3. It "gathered round" One whose suffering and shame the apostles specially knew to be so unmerited, so absolutely uncaused by self and unendured for any necessity of discipline, improvement, or punishment to self. And yet the suffering and shame had been extreme, and, they well knew it, had been borne so patiently, so meekly, and so forgivingly. How thinking, grateful hearts must have longed, when now at last they were fully enlightened, to share ever so small a portion of his unmerited shame, though he himself had passed on and up, if it should serve his cause! We wonder nothing at the true devotion of those released apostles, but is there no room left for a wonder at the rare reproduction amongst ourselves of the same devotion? Evidently the Spirit had wrought in those apostles a real sympathy with the heart of Jesus, so that they felt this an honor, not such as the world giveth, that they were permitted, were "counted worthy," to stand in any sense on the same level of suffering and of shame with him. Though they might not, could not, suffer the same intensity of suffering as Jesus, yet they could suffer for the same sort of reasons.

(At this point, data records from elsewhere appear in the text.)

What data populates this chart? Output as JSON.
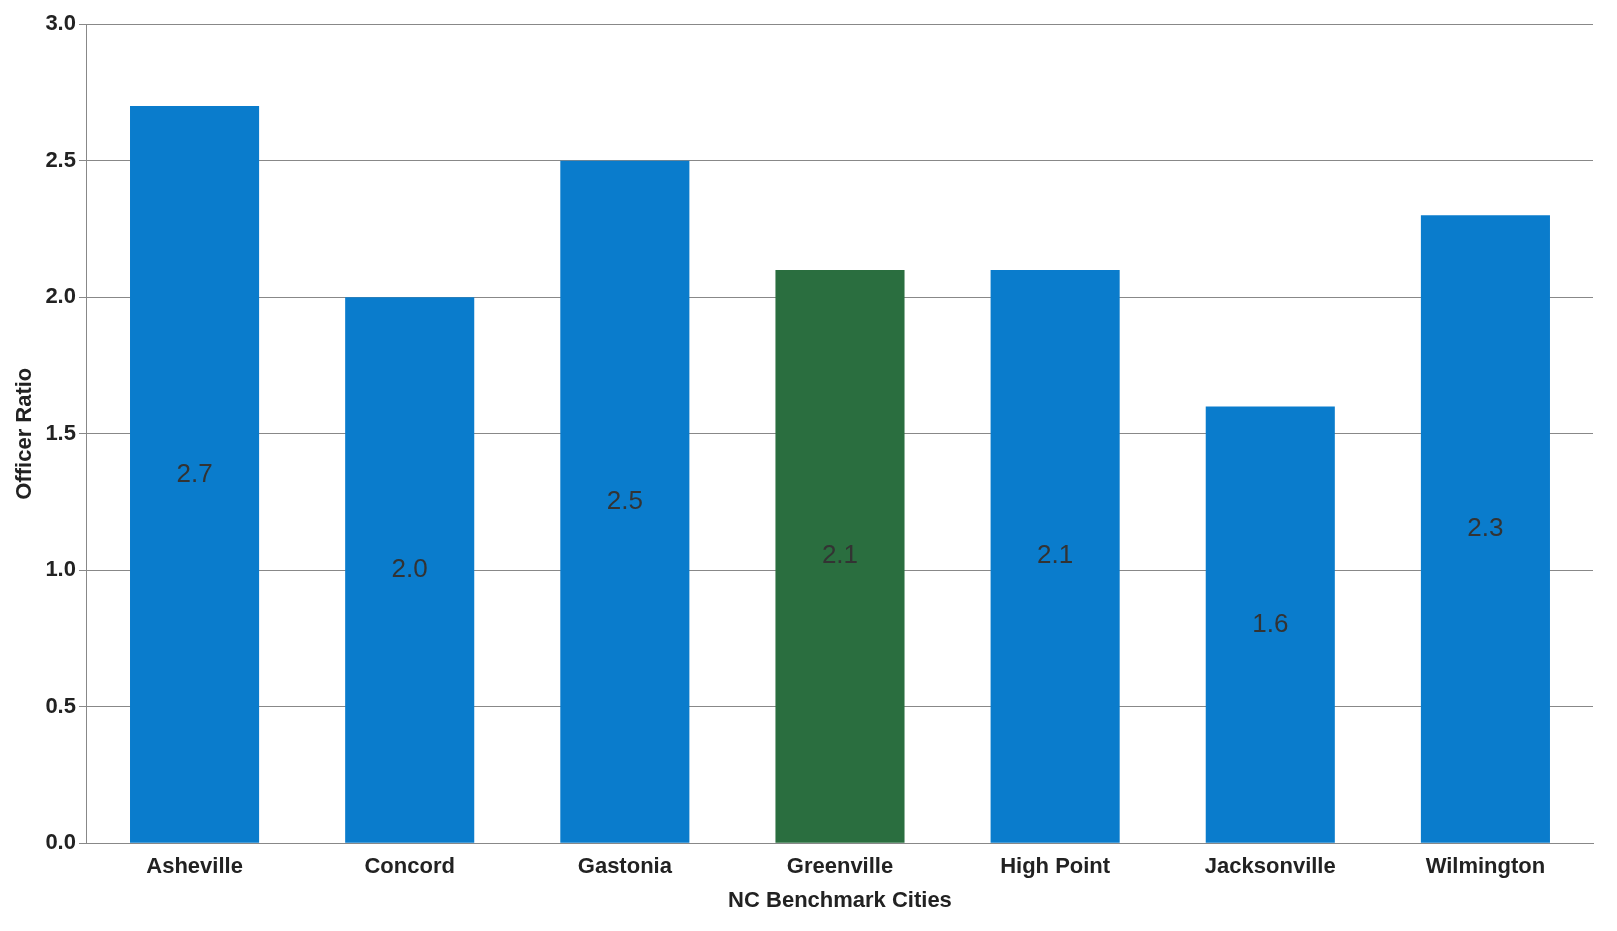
{
  "chart_data": {
    "type": "bar",
    "xlabel": "NC Benchmark Cities",
    "ylabel": "Officer Ratio",
    "categories": [
      "Asheville",
      "Concord",
      "Gastonia",
      "Greenville",
      "High Point",
      "Jacksonville",
      "Wilmington"
    ],
    "values": [
      2.7,
      2.0,
      2.5,
      2.1,
      2.1,
      1.6,
      2.3
    ],
    "colors": [
      "#0a7ccc",
      "#0a7ccc",
      "#0a7ccc",
      "#2a6e3f",
      "#0a7ccc",
      "#0a7ccc",
      "#0a7ccc"
    ],
    "value_labels": [
      "2.7",
      "2.0",
      "2.5",
      "2.1",
      "2.1",
      "1.6",
      "2.3"
    ],
    "ylim": [
      0,
      3
    ],
    "yticks": [
      {
        "value": 0,
        "label": "0.0"
      },
      {
        "value": 0.5,
        "label": "0.5"
      },
      {
        "value": 1,
        "label": "1.0"
      },
      {
        "value": 1.5,
        "label": "1.5"
      },
      {
        "value": 2,
        "label": "2.0"
      },
      {
        "value": 2.5,
        "label": "2.5"
      },
      {
        "value": 3,
        "label": "3.0"
      }
    ],
    "grid": "y",
    "legend": false
  }
}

III. THEY REJOICED IN THE FELLOWSHIP OF SHAME WITH ONE WHO OWNED TO A NAME IN THE FUTURE GLORY OF WHICH THEY HAD UNQUALIFIED FAITH. "For his Name." Doubtless it has been these eighteen centuries the mightiest force and motive of all. The apostles did not rejoice to suffer with Jesus or in the track of him merely because of their grateful memories, but also because of their exulting faith in him and the career that awaited him. Their very love to "his Name" did not feed only on past mercies add pensive memories; these, indeed, were dainty and tender pasturage for it; but it fed also on the stronger food of faith. "For his Name" was equivalent to an assertion of all he would do and all he would be to the world, as well as all he had done and suffered for it. And hence we are immediately told with what redoubled energy, with what gladdened courage, the apostles did not cease to teach and to preach Christ "in the temple, and in every house." Well might men rejoice to be "counted worthy to suffer shame for his Name," when that Name means all that has been in living form most loving and most beautiful, add all that is to be greatest and most powerful in the world's onward history, till its glory shall culminate in the day of triumph in heaven. The apostles loved the Name of Jesus; they had come to have a perfect faith in it; they had been divinely endowed with a full sympathy with all they could understand of it; and now they were learning, in practical work and in suffering, the things which would make them really like to him who bore that Name. The "Name" of Christ turned the cross from shame into glory. It now does yet more - it turns living men's estimates right round from the false and the unreal to the real and the true. That in which they once gloried becomes their shame, and the reproach of Christ their riches, honor, and glory. So did this Master of men's hearts, sympathies, and lives, among other things that he did by the humiliation and shame to which he bowed, secure also disciples and servants of inflexible fidelity and quenchless devotion and love. - B.



Parallel Verses
KJV: And they departed from the presence of the council, rejoicing that they were counted worthy to suffer shame for his name.

WEB: They therefore departed from the presence of the council, rejoicing that they were counted worthy to suffer dishonor for Jesus' name.